Na divisão estabelecida por John Rawls das teorias éticas encontramos: perfeccionismo, intuicionismo, hedonismo, eudemonismo, idealismo (kantiano), utilitarismo
Escreveu Rawls:
«A minha concepção do intuicionismo é algo mais ampla do que a que é corrente: interpreto-o como a doutrina que afirma que há um grupo irredutível de princípios primordiais que temos de comparar entre si, determinando, reflectidamente, o mais justo equilíbrio entre eles. Uma vez atingido um certo nível de generalidade, o intuicionismo defende que não há um critério construtivo de parâmetro superior para determinar a relevância adequada dos diversos princípios da justiça concorrentes.» (John Rawls, Uma Teoria da Justiça, pags 48-49; o negrito é colocado por nós)
«Há uma outra semelhança com o idealismo: a teoria da justiça como equidade reserva um lugar central para o valor da comunidade e o modo de o fazer depende da interpretação kantiana.» (John Rawls, Uma Teoria da Justiça, pag 213; o negrito é colocado por nós)
«As doutrinas teleológicas diferem, claramente, de acordo com a forma como a concepção do bem é especificada. Se ela for vista como a realização daquilo que no homem há de excelente através das várias formas de cultura, teremos o que se pode chamar de perfeccionismo. Esta noção encontra-se em Aristóteles e em Nietzschze, entre outros. Se o bem for definido como prazer, temos o hedonismo; se o for como felicidade, temos o eudemonismo, e assim sucessivamente. Na minha interpretação, o princípio da utilidade na sua forma clássica define o bem como a satisfação do desejo, ou melhor, a satisfação do desejo racional.» (John Rawls, Uma Teoria da Justiça, pag 43; o negrito é colocado por nós)
«Se, por exemplo, for defendido que, em si mesmas, as realizações dos gregos nos campos da filosofia, da ciência e da arte justificavam a velha prática da escravatura (partindo do princípio de que esta era necessária para que fossem alcançadas tais realizações) esta concepção será decerto altamente perfeccionista. As exigências da perfeição afastam as altas exigências da liberdade.» John Rawls, Uma Teoria da Justiça, pag 255; o negrito é colocado por nós)

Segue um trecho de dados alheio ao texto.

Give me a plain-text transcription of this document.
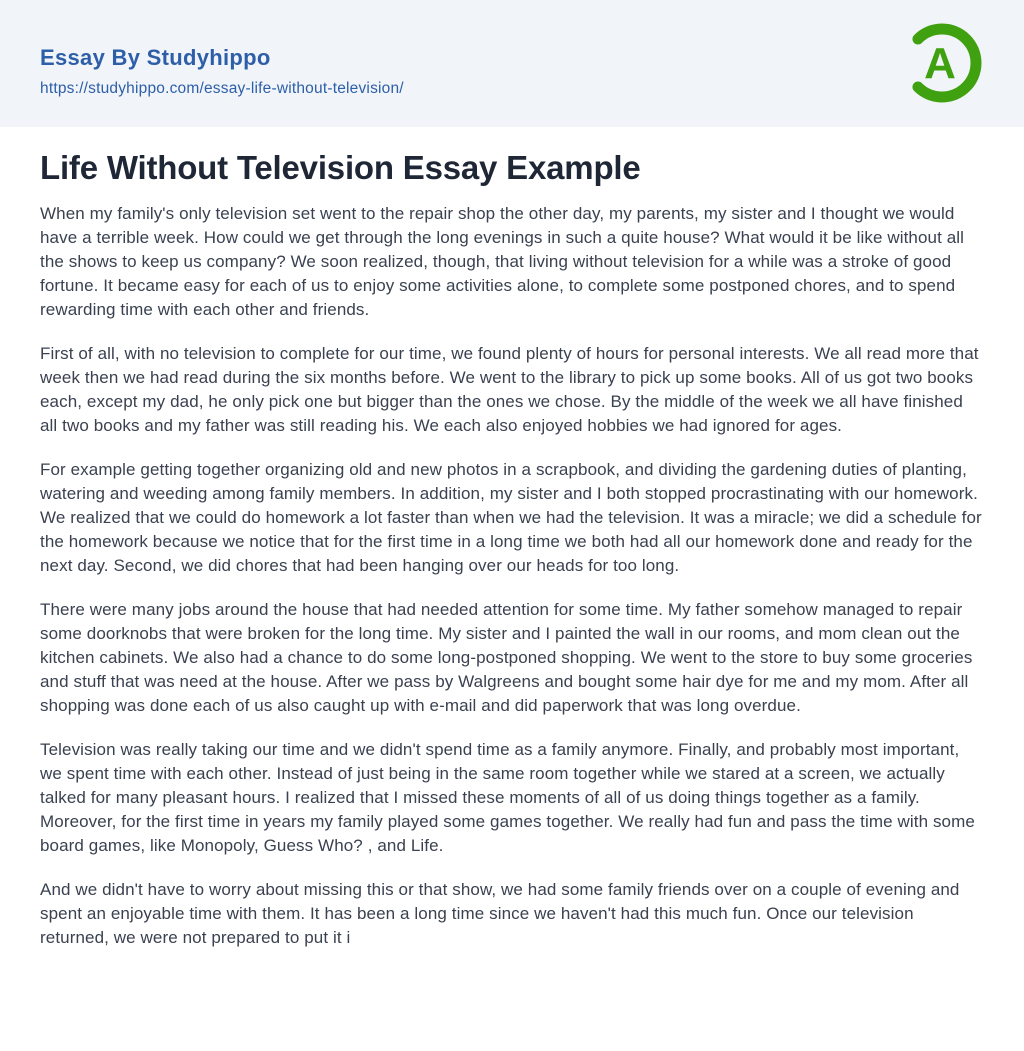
Essay By Studyhippo
https://studyhippo.com/essay-life-without-television/
A
Life Without Television Essay Example

When my family's only television set went to the repair shop the other day, my parents, my sister and I thought we would have a terrible week. How could we get through the long evenings in such a quite house? What would it be like without all the shows to keep us company? We soon realized, though, that living without television for a while was a stroke of good fortune. It became easy for each of us to enjoy some activities alone, to complete some postponed chores, and to spend rewarding time with each other and friends.

First of all, with no television to complete for our time, we found plenty of hours for personal interests. We all read more that week then we had read during the six months before. We went to the library to pick up some books. All of us got two books each, except my dad, he only pick one but bigger than the ones we chose. By the middle of the week we all have finished all two books and my father was still reading his. We each also enjoyed hobbies we had ignored for ages.

For example getting together organizing old and new photos in a scrapbook, and dividing the gardening duties of planting, watering and weeding among family members. In addition, my sister and I both stopped procrastinating with our homework. We realized that we could do homework a lot faster than when we had the television. It was a miracle; we did a schedule for the homework because we notice that for the first time in a long time we both had all our homework done and ready for the next day. Second, we did chores that had been hanging over our heads for too long.

There were many jobs around the house that had needed attention for some time. My father somehow managed to repair some doorknobs that were broken for the long time. My sister and I painted the wall in our rooms, and mom clean out the kitchen cabinets. We also had a chance to do some long-postponed shopping. We went to the store to buy some groceries and stuff that was need at the house. After we pass by Walgreens and bought some hair dye for me and my mom. After all shopping was done each of us also caught up with e-mail and did paperwork that was long overdue.

Television was really taking our time and we didn't spend time as a family anymore. Finally, and probably most important, we spent time with each other. Instead of just being in the same room together while we stared at a screen, we actually talked for many pleasant hours. I realized that I missed these moments of all of us doing things together as a family. Moreover, for the first time in years my family played some games together. We really had fun and pass the time with some board games, like Monopoly, Guess Who? , and Life.

And we didn't have to worry about missing this or that show, we had some family friends over on a couple of evening and spent an enjoyable time with them. It has been a long time since we haven't had this much fun. Once our television returned, we were not prepared to put it i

A superficialidade de Rawls é aqui patente: perfeccionismo é uma noção demasiado estreita. Acaso o marxismo não é um perfeccionismo colectivista? E o fascismo não é um perfeccionismo? Porquê citar apenas Aristóteles e Nietzschze como paradigmas do perfeccionismo? Certamente há éticas perfeccionistas e éticas não perfeccionistas mas Rawls não tem precisão na definição das primeiras e, obviamente, das segundas.
Além disso, o perfeccionismo não pode opor-se ao intuicionismo como espécies diferentes do género ético. Há um intuicionismo perfeccionista, como por exemplo, a moral de Sócrates e de Platão: o Bem é a perfeição suprema e a alma humana, mediante a filosofia, atinge esse bem por intuição inteligível, noética. A própria teoria da justiça como equidade de Rawls é um perfeccionismo, na medida em que preconiza um ideal de perfeição, a mesmo grau de liberdade extensivo a todos os homens, o que é manifestamente impossível, por utópico, na sociedade real, capitalista democrática, socialista burocrática/ «comunista» ou outra qualquer. Contudo, Rawls não parece designar a sua doutrina da justiça como equidade de perfeccionismo
HÁ PERFECCIONISMO INTUICIONISTA E PERFECCIONISMO ESTRITO?

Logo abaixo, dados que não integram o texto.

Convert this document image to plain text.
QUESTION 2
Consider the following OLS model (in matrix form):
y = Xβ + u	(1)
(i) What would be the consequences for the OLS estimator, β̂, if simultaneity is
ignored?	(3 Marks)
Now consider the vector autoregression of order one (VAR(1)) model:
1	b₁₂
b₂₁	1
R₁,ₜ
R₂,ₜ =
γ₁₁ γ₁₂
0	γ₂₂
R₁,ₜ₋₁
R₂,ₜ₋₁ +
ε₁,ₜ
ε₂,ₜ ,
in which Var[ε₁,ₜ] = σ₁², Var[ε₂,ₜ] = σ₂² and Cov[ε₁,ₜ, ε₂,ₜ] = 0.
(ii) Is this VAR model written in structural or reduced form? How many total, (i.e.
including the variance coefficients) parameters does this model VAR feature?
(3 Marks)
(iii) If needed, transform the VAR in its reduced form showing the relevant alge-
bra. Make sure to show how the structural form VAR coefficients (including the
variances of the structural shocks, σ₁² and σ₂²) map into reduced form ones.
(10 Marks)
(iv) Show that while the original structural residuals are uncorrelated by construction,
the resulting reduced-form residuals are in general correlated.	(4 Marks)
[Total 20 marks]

A vagueza da definição de intuicionismo é uma característica do estudo de Rawls:
«Uma forma de distinguir as posições intuicionistas consiste na análise do nível de generalidade dos seus princípios. O intuicionismo do senso comum toma a forma de grupos de preceitos assaz específicos, cada um dos quais se aplica a um particular problema da justiça. Há um grupo de preceitos aplicável ao problema do salário justo, outro ao da tributação, outro ainda ao da sanção, e assim por diante. Por exemplo, para obter a noção de salário justo temos de avaliar diversos critérios concretos, como, por exemplo, os da capacidade, preparação, esforço, responsabilidade, bem como os simples acasos ligados ao trabalho; e temos ainda que ter em conta as necessidades objectivas de cada um». (John Rawls, Uma Teoria da Justiça, pag 49-50; o negrito é colocado por nós)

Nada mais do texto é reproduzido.